2nd opinion from major center leads to better breast cancer detection, treatment changes

December 04, 2003

CHICAGO - Women with breast cancer who seek a second opinion on their mammograms from experienced specialists at a major cancer center frequently get a new plan for their care, a new study shows. Some even learn that they have cancer in more locations than they think.

After a consultation, 7 percent of all patients in the new study found out that they had more cancer in the same breast - or a previously undiscovered tumor in the other breast. Many other patients received advice from the consulting physicians that altered their imaging or treatment plans.

These new research findings, made by a team at the University of Michigan Comprehensive Cancer Center, will be presented Dec. 4 at the national meeting of the Radiological Society of North America.

The data show that seeking a second opinion for breast cancer may make a big difference in a patient's diagnosis and treatment. Second opinions are often covered by insurance, but patients usually need to seek them on their own.

"Although many patients' diagnostic and treatment plans stayed the same after a consultation, enough of them changed that we see added value from seeking the opinion of a specialized team with extensive experience," says Amy Rochester Guest, M.D., the U-M radiologist who led the study. "This is especially true for complex cases, but any patient may benefit from a second opinion, whether she returns to her original physician and care plan or transfers to the larger center."

For the study, the team looked back at the medical records of 148 women who came to the U-M Breast Care Center for a consultation after being diagnosed with, and in some cases treated for, breast cancer at other institutions. They compared the findings and recommendations of the outside doctors with those made by the U-M team.

The data that Guest will present at RSNA focus on the results of the imaging portion of the consultation, and recommendations made based on initial and additional breast images. All the radiologists at the U-M center see hundreds of consultation cases each year.
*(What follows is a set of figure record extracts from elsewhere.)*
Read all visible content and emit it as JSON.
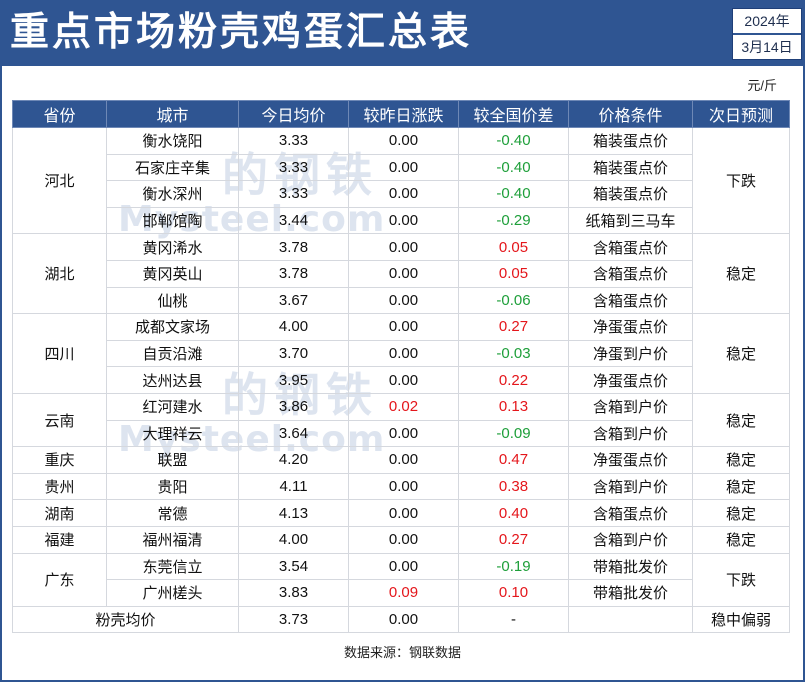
{
  "title": "重点市场粉壳鸡蛋汇总表",
  "date": {
    "year": "2024年",
    "day": "3月14日"
  },
  "unit": "元/斤",
  "watermark": {
    "cn": "的钢铁",
    "en": "Mysteel.com"
  },
  "columns": [
    "省份",
    "城市",
    "今日均价",
    "较昨日涨跌",
    "较全国价差",
    "价格条件",
    "次日预测"
  ],
  "provinces": [
    {
      "name": "河北",
      "forecast": "下跌",
      "rows": [
        {
          "city": "衡水饶阳",
          "price": "3.33",
          "change": "0.00",
          "diff": "-0.40",
          "condition": "箱装蛋点价"
        },
        {
          "city": "石家庄辛集",
          "price": "3.33",
          "change": "0.00",
          "diff": "-0.40",
          "condition": "箱装蛋点价"
        },
        {
          "city": "衡水深州",
          "price": "3.33",
          "change": "0.00",
          "diff": "-0.40",
          "condition": "箱装蛋点价"
        },
        {
          "city": "邯郸馆陶",
          "price": "3.44",
          "change": "0.00",
          "diff": "-0.29",
          "condition": "纸箱到三马车"
        }
      ]
    },
    {
      "name": "湖北",
      "forecast": "稳定",
      "rows": [
        {
          "city": "黄冈浠水",
          "price": "3.78",
          "change": "0.00",
          "diff": "0.05",
          "condition": "含箱蛋点价"
        },
        {
          "city": "黄冈英山",
          "price": "3.78",
          "change": "0.00",
          "diff": "0.05",
          "condition": "含箱蛋点价"
        },
        {
          "city": "仙桃",
          "price": "3.67",
          "change": "0.00",
          "diff": "-0.06",
          "condition": "含箱蛋点价"
        }
      ]
    },
    {
      "name": "四川",
      "forecast": "稳定",
      "rows": [
        {
          "city": "成都文家场",
          "price": "4.00",
          "change": "0.00",
          "diff": "0.27",
          "condition": "净蛋蛋点价"
        },
        {
          "city": "自贡沿滩",
          "price": "3.70",
          "change": "0.00",
          "diff": "-0.03",
          "condition": "净蛋到户价"
        },
        {
          "city": "达州达县",
          "price": "3.95",
          "change": "0.00",
          "diff": "0.22",
          "condition": "净蛋蛋点价"
        }
      ]
    },
    {
      "name": "云南",
      "forecast": "稳定",
      "rows": [
        {
          "city": "红河建水",
          "price": "3.86",
          "change": "0.02",
          "diff": "0.13",
          "condition": "含箱到户价"
        },
        {
          "city": "大理祥云",
          "price": "3.64",
          "change": "0.00",
          "diff": "-0.09",
          "condition": "含箱到户价"
        }
      ]
    },
    {
      "name": "重庆",
      "forecast": "稳定",
      "rows": [
        {
          "city": "联盟",
          "price": "4.20",
          "change": "0.00",
          "diff": "0.47",
          "condition": "净蛋蛋点价"
        }
      ]
    },
    {
      "name": "贵州",
      "forecast": "稳定",
      "rows": [
        {
          "city": "贵阳",
          "price": "4.11",
          "change": "0.00",
          "diff": "0.38",
          "condition": "含箱到户价"
        }
      ]
    },
    {
      "name": "湖南",
      "forecast": "稳定",
      "rows": [
        {
          "city": "常德",
          "price": "4.13",
          "change": "0.00",
          "diff": "0.40",
          "condition": "含箱蛋点价"
        }
      ]
    },
    {
      "name": "福建",
      "forecast": "稳定",
      "rows": [
        {
          "city": "福州福清",
          "price": "4.00",
          "change": "0.00",
          "diff": "0.27",
          "condition": "含箱到户价"
        }
      ]
    },
    {
      "name": "广东",
      "forecast": "下跌",
      "rows": [
        {
          "city": "东莞信立",
          "price": "3.54",
          "change": "0.00",
          "diff": "-0.19",
          "condition": "带箱批发价"
        },
        {
          "city": "广州槎头",
          "price": "3.83",
          "change": "0.09",
          "diff": "0.10",
          "condition": "带箱批发价"
        }
      ]
    }
  ],
  "summary": {
    "label": "粉壳均价",
    "price": "3.73",
    "change": "0.00",
    "diff": "-",
    "condition": "",
    "forecast": "稳中偏弱"
  },
  "source": "数据来源：钢联数据",
  "colors": {
    "header_bg": "#2f5592",
    "up": "#e4161b",
    "down": "#1e9f3a"
  }
}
The U-M team conducts a one-day radiology, surgical and pathology consult for every women who seeks a second opinion, including further images and tests if necessary.

Two-thirds of the patients in the study had additional imaging performed at U-M during their consultation, usually a combination of mammograms and ultrasound. The radiologists used these additional images to further evaluate the tumor and the remainder of the breast before making a final interpretation.

When the outside and the additional images were reviewed by the specialized breast imagers at the University of Michigan, their interpretation differed from the original reading in 45 percent (67) of the patients.

That change in interpretation made a difference in recommendations for 43 patients, representing 30 percent of the entire group. The U-M physicians advised additional or different biopsy procedures, additional follow-up imaging, and changes to treatment including surgery, chemotherapy and radiation therapy.

"Our imaging findings had varying levels of effect on the patient's care," says Guest, a lecturer in the Department of Radiology at the U-M Medical School. "While some had additional abnormalities, others had the size of their lesion reclassified which affected their eligibility for breast conservation therapy and neoadjuvant chemotherapy. Two patients underwent neoadjuvant chemotherapy resulting from an increase in the determined size of their cancer, which allowed them to undergo a lumpectomy instead of a mastectomy. However, some patients had no change in their care due to the change in their imaging interpretation."

Of the 28 additional biopsies that the U-M consult team recommended, full records were available for 24. Ten of the recommended biopsies were positive for malignancy - cancers not found by the patient's original doctor.

Six of the ten patients had another cancer in the affected breast. Four of the ten had a second primary breast cancer in the opposite breast. The ten patients represent 7 percent of the entire study group, giving the consulting radiologists a 7 percent incremental cancer detection rate over the patients' original physicians.

In all, 42 percent of recommended biopsies showed malignancy, which is similar to the positive predictive values expected in mammography. This indicates that the number of patients who were biopsied in order to detect the additional cancers was appropriate.

All in all, Guest says, the results show that many women may benefit from a second opinion by radiologists who are highly experienced in evaluating numerous and often complicated breast cancer cases.

But, she adds, "The further scrutiny given in a consultation, on top of the evaluation done by a woman's initial physician, may just confirm that the original diagnostic and treatment plan is on the right track. Or it may also reveal subtle findings that can change the course of care dramatically." Guest emphasizes that the surgical and pathology consults that also make up a comprehensive second opinion may also change the patient's care, not just the radiology findings.

She also notes that getting a second opinion at a major cancer center like U-M, even if it yields different recommendations, doesn't mean a woman has to continue with all her care there. Patients may have surgery, chemotherapy and radiation therapy at the University or may return to their home area for any or all components of their treatment.

Says Guest, "We educate each patient about her options, and let her decide what she wants to do."